Address
- 446 Howard Boulevard Mount Arlington, Morris County, New Jersey, 07856 United States
- Coordinates: 40°56′02″N 74°37′47″W﻿ / ﻿40.933784°N 74.629666°W

District information
- Grades: PreK-8
- Superintendent: Jane Mullins Jameson (interim)
- Business administrator: Robin Tedesco
- Schools: 2

Students and staff
- Enrollment: 357 (as of 2023–24)
- Faculty: 42.4 FTEs
- Student–teacher ratio: 8.4:1

Other information
- District Factor Group: GH
- Website: www.mtarlingtonk8.org
| Ind. | Per pupil | District spending | Rank (*) | K-8 average | %± vs. average |
| 1A | Total Spending | $19,861 | 42 | $18,891 | 5.1% |
| 1 | Budgetary Cost | 17,705 | 55 | 14,159 | 25.0% |
| 2 | Classroom Instruction | 9,538 | 43 | 8,659 | 10.2% |
| 6 | Support Services | 3,485 | 55 | 2,167 | 60.8% |
| 8 | Administrative Cost | 1,985 | 70 | 1,547 | 28.3% |
| 10 | Operations & Maintenance | 2,479 | 58 | 1,612 | 53.8% |
| 13 | Extracurricular Activities | 206 | 46 | 104 | 98.1% |
| 16 | Median Teacher Salary | 60,920 | 49 | 61,136 |
Data from NJDoE 2014 Taxpayers' Guide to Education Spending. *Of K-8 districts with up to 400 students. Lowest spending=1; Highest=71

= Mount Arlington School District =

Place in Morris County, New Jersey, US

The Mount Arlington School District is a community public school district that serves students in pre-kindergarten through eighth grade from Mount Arlington, in Morris County, in the U.S. state of New Jersey.

As of the 2023–24 school year, the district, comprised of two schools, had an enrollment of 357 students and 42.4 classroom teachers (on an FTE basis), for a student–teacher ratio of 8.4:1.

For ninth through twelfth grades, public school students attend Roxbury High School in Roxbury, as part of a sending/receiving relationship with the Roxbury School District. As of the 2023–24 school year, the high school had an enrollment of 1,171 students and 115.9 classroom teachers (on an FTE basis), for a student–teacher ratio of 10.1:1.

==History==
Students from Mount Arlington have been sent to Roxbury High School since the school was created in 1903.

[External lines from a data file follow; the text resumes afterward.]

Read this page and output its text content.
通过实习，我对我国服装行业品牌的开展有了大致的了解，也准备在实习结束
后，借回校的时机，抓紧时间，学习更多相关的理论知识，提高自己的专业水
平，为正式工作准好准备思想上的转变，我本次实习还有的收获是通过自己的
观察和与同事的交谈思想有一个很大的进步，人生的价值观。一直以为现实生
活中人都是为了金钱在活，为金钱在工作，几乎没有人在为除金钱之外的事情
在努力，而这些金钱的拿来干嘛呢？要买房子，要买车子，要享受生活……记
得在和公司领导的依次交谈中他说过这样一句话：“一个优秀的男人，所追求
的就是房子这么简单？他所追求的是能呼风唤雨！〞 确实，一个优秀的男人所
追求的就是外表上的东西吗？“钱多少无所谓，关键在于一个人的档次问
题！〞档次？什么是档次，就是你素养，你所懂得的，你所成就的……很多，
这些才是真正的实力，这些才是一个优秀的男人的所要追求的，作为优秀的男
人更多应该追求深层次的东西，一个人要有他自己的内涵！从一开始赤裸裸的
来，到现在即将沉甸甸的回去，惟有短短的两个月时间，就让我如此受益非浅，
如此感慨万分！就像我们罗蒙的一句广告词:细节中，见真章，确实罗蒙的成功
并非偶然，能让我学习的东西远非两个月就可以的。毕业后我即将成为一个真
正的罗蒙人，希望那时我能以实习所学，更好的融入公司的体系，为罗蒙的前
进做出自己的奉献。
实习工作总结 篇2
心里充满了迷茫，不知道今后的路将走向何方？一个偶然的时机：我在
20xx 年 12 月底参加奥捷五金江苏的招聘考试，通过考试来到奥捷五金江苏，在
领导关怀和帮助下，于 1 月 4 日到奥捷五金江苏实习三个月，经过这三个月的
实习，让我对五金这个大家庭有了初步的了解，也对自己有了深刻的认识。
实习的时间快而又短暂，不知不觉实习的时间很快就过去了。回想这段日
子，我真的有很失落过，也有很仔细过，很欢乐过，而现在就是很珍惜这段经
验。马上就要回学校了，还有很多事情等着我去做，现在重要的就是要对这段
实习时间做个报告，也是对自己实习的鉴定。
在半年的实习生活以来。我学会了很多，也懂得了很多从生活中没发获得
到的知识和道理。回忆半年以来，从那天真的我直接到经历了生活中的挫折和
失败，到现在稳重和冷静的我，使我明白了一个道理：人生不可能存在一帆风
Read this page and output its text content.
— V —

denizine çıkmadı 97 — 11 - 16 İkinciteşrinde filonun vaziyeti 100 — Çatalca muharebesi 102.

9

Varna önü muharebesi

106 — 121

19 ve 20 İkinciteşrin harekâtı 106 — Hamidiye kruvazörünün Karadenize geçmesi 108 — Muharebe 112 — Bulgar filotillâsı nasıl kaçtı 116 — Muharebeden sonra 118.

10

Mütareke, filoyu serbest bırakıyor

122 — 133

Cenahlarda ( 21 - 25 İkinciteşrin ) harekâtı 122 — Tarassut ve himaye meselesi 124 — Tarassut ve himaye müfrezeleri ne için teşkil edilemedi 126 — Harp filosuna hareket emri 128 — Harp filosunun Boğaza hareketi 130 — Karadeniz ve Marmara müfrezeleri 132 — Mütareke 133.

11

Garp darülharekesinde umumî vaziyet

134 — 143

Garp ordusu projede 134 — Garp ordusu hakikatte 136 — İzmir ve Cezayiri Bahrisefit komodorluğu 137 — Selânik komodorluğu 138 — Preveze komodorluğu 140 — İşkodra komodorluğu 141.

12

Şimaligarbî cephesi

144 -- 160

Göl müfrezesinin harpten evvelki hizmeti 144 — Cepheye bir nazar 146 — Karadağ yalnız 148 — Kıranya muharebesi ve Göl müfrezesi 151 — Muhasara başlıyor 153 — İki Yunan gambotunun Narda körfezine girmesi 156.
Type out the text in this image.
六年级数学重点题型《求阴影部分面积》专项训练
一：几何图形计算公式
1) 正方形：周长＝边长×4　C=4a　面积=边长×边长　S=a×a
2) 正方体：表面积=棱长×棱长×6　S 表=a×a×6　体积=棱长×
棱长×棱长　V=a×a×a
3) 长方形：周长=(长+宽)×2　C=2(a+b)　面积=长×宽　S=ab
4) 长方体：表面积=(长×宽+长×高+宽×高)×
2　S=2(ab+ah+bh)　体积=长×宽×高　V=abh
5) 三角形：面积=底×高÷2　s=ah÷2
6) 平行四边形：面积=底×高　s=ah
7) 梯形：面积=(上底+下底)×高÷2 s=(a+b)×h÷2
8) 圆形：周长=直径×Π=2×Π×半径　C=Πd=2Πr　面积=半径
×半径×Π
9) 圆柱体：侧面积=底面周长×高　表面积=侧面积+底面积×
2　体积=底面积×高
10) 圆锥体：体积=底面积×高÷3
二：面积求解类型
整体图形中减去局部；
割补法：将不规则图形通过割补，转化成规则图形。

The district had been classified by the New Jersey Department of Education as being in District Factor Group "GH", the third-highest of eight groupings. District Factor Groups organize districts statewide to allow comparison by common socioeconomic characteristics of the local districts. From lowest socioeconomic status to highest, the categories are A, B, CD, DE, FG, GH, I and J.

==Schools==
Schools in the district (with 2023–24 enrollment from the National Center for Education Statistics) are:
- Schools
- Edith M. Decker School (with 133 students in grades PreK–2, including a pre-school disabilities program). Along with classrooms, the facility contains a computer lab and a children's library.
- Mount Arlington Public School (with 217 students in grades 3–8). The facility contains a computer lab, an art and music classrooms, and a media center.

Both schools are located along the eastern bank of Lake Hopatcong.

==Administration==
Core members of the district's administration are:
- Jane Mullins Jameson, interim superintendent
- Robin Tedesco, business administrator and board secretary
- Joe Coladarci, principal

==Board of education==
The district's board of education, comprised of nine members, sets policy and oversees the fiscal and educational operation of the district through its administration. As a Type II school district, the board's trustees are elected directly by voters to serve three-year terms of office on a staggered basis, with three seats up for election each year held (since 2012) as part of the November general election. The board appoints a superintendent to oversee the district's day-to-day operations and a business administrator to supervise the business functions of the district.